A reduced calorie diet could delay the onset of Alzheimer’s disease, found a Mount Sinai School of Medicine study conducted on primates.

A reduced calorie diet could delay the onset of Alzheimer’s disease, found a Mount Sinai School of Medicine study conducted on primates – results that suggest healthy eating not only benefits the waistline but also cognitive functions.

The study, which is set for publication in November’s Journal of Alzheimer's Disease, assesses the potentially beneficial role of calorie restriction in Alzheimer’s-type brain neuropathology in non-human primates.

If restricting caloric intake can in fact prevent Alzheimer’s symptoms by triggering activity in the brain associated with longevity, the findings can only further help the nutraceutical industry as it banks on the success of eating as means of preventing disease.

"This new breakthrough brings great anticipation for further human study of caloric restriction…," said lead author Dr Giulio Maria Pasinetti, director of the Neuroinflammation Research Center at Mount Sinai. "The findings offer a glimmer of hope that there may someday be a way to prevent and stop this devastating disease in its tracks."

The authors took the study on board following previous studies on the link between caloric reduction and Alzheimer’s disease using mouse models. They wanted to take research one step closer to humans, using primates.

The research study
The study was conducted using brain tissue from six male squirrel monkeys: three of which were fed the equivalent of 70 percent the caloric intake of the three in the control group. The monkeys were kept on these diets throughout their entire lifespan until they died of natural causes.

The researchers found that an approximately 30 percent calorie reduction resulted in reduced Alzheimer’s-type amyloid neuropathology in the temporal cortex relative to control fed monkeys.
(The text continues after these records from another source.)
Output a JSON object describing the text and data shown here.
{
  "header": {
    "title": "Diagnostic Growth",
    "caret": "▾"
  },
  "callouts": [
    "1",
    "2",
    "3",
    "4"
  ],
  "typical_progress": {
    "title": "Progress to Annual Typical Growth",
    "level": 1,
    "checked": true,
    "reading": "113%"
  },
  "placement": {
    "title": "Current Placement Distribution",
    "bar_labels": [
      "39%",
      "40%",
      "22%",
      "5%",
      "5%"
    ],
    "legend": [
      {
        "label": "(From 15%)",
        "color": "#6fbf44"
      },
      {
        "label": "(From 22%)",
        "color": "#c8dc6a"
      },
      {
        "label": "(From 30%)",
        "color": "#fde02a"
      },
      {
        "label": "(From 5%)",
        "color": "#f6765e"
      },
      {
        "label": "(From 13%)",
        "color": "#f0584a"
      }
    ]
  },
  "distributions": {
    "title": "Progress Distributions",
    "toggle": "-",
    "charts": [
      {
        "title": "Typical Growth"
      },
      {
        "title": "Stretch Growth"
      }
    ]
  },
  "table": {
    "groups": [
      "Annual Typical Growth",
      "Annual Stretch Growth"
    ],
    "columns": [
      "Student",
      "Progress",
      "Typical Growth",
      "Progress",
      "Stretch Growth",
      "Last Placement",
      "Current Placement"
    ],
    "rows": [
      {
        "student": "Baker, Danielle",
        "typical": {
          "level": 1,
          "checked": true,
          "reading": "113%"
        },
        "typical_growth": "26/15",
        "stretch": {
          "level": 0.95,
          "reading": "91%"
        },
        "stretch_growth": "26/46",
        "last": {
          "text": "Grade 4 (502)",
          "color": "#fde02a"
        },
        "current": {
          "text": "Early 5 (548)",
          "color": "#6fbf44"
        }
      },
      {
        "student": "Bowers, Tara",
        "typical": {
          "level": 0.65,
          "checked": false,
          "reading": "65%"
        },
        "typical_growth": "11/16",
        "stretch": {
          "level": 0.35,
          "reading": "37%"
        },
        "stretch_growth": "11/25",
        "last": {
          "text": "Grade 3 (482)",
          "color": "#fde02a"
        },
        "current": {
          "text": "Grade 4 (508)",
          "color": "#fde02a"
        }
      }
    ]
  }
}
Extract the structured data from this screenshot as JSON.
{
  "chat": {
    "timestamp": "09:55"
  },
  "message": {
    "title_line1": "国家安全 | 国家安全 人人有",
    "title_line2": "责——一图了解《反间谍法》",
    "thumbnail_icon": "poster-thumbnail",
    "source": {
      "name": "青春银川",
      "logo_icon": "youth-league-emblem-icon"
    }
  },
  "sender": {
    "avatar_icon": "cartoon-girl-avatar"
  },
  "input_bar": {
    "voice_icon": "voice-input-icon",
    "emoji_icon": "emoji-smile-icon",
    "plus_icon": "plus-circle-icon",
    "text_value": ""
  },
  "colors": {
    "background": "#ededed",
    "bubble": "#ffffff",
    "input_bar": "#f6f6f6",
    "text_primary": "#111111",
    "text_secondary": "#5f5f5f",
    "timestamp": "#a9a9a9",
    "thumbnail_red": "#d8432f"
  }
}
A variety of proteins are found in the plaques that develop in memory-related areas of the brain as Alzheimer’s develops. Amyloids are insoluble protein masses thought to be involved in the disease. In the study, the decreased Alzheimer’s-type neuropathology correlated with increased longevity of related protein SIRT1, located in the same part of the brain.

“We found that SIRT1 protein expression is elevated in the brain of squirrel monkeys in response to calorie restriction,” wrote the study authors. The SIRT1 protein is associated with longevity.

“Moreover, we found that promotion of the NAD+-dependent SIRT1 mediated deacetylase activity, a key regulator in calorie restriction extension of life span, may be a mechanism by which calorie restriction influences AD-type brain amyloidosis in squirrel monkeys (Saimiri Sciureus),” says the study.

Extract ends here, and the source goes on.